ベーシックインカムとは、貧困削減、格差是正、個人の自由と創造性の向上、そして社会保障制度の簡素化など、多くの潜在的なメリットを持っています。一方で、労働意欲の低下、財源の確保、インフレのリスク、制度設計の複雑さといった課題も抱えています。著名人の間でも意見は分かれており、その実現に向けた道筋は決して平坦ではありません。

富裕層のベーシックインカム支持者の行動に対するユーザーの疑問は、制度の実現可能性や彼らの真意を問いかけるものであり、非常に重要な視点です。大規模な社会実験はベーシックインカムの効果を検証する上で貴重な機会となりますが、その継続性や普遍性という点においては、まだ議論の余地があります。

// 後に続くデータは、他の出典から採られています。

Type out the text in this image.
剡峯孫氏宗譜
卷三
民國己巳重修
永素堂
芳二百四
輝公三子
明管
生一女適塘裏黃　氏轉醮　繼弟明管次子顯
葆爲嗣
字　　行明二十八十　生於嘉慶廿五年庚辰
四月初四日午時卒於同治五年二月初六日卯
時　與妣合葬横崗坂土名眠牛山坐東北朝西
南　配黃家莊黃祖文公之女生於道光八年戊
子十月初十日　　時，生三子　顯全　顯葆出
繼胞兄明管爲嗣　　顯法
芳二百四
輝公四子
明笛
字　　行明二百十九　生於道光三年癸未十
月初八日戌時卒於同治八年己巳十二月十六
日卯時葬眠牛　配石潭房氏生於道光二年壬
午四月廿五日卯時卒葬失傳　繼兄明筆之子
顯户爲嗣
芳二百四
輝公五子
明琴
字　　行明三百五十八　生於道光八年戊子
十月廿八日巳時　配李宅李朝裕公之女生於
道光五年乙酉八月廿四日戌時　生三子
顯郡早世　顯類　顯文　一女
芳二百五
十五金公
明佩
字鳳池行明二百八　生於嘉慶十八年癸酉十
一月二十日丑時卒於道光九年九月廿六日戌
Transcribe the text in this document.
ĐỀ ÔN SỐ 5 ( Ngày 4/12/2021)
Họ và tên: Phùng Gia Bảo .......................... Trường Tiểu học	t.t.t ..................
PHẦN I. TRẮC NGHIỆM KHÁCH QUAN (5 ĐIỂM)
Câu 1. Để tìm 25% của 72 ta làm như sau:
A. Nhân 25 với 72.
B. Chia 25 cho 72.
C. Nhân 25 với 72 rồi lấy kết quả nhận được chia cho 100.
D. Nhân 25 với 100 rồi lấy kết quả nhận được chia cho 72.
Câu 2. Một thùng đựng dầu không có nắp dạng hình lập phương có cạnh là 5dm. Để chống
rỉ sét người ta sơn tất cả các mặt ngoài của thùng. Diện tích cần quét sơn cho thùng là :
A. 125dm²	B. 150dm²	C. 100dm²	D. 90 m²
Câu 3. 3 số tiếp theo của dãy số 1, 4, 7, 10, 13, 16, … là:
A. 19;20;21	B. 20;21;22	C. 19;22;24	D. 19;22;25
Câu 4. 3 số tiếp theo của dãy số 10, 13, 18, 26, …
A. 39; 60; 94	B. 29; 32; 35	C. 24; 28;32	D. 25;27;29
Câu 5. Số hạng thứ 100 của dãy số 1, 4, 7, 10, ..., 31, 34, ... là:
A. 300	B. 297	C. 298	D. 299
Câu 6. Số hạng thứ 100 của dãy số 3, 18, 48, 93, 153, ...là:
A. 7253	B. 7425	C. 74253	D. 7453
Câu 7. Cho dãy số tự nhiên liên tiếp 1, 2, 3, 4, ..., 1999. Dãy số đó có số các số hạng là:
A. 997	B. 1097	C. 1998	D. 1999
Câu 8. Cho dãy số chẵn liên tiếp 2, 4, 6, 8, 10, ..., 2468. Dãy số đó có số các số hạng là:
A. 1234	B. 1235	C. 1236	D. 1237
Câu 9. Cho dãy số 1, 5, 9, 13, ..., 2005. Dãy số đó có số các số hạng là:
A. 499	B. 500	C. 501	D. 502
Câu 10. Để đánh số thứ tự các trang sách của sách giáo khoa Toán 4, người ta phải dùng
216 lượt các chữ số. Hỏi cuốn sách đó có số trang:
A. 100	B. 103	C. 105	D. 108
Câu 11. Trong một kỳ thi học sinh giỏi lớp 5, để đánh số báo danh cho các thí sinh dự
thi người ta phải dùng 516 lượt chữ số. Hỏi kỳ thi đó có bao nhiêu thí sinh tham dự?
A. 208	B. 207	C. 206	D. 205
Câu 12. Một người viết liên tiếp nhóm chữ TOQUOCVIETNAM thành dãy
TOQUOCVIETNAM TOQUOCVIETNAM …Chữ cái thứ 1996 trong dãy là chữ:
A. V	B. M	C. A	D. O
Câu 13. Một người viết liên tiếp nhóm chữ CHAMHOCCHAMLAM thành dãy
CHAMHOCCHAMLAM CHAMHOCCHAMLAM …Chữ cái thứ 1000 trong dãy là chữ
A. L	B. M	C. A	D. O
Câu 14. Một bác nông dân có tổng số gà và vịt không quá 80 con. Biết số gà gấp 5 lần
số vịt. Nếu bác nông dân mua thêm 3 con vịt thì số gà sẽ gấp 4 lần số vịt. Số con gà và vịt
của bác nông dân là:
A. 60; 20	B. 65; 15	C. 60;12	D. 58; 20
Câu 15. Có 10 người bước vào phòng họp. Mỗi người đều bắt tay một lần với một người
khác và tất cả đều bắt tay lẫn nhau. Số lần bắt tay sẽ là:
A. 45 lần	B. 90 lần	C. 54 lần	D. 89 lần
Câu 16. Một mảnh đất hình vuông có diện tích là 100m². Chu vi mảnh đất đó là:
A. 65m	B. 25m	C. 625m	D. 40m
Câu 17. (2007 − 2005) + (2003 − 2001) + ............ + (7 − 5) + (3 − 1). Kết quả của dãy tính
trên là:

仕事をしなくても人間は怠けるのかという問いに対する明確な答えはまだ得られていません。しかし、経済的な安定が人々の精神的な健康を向上させ、自己実現や社会貢献といった新たな動機を生み出す可能性も示唆されています。

ベーシックインカムが公共の福祉や幸福度の向上に貢献するためには、適切な制度設計と、社会全体の理解と合意が不可欠です。今後、AIや技術革新、社会情勢の変化を踏まえながら、ベーシックインカムに関する議論をさらに深め、手遅れになる前に、より良い社会の実現に向けた道を探っていく必要があるでしょう。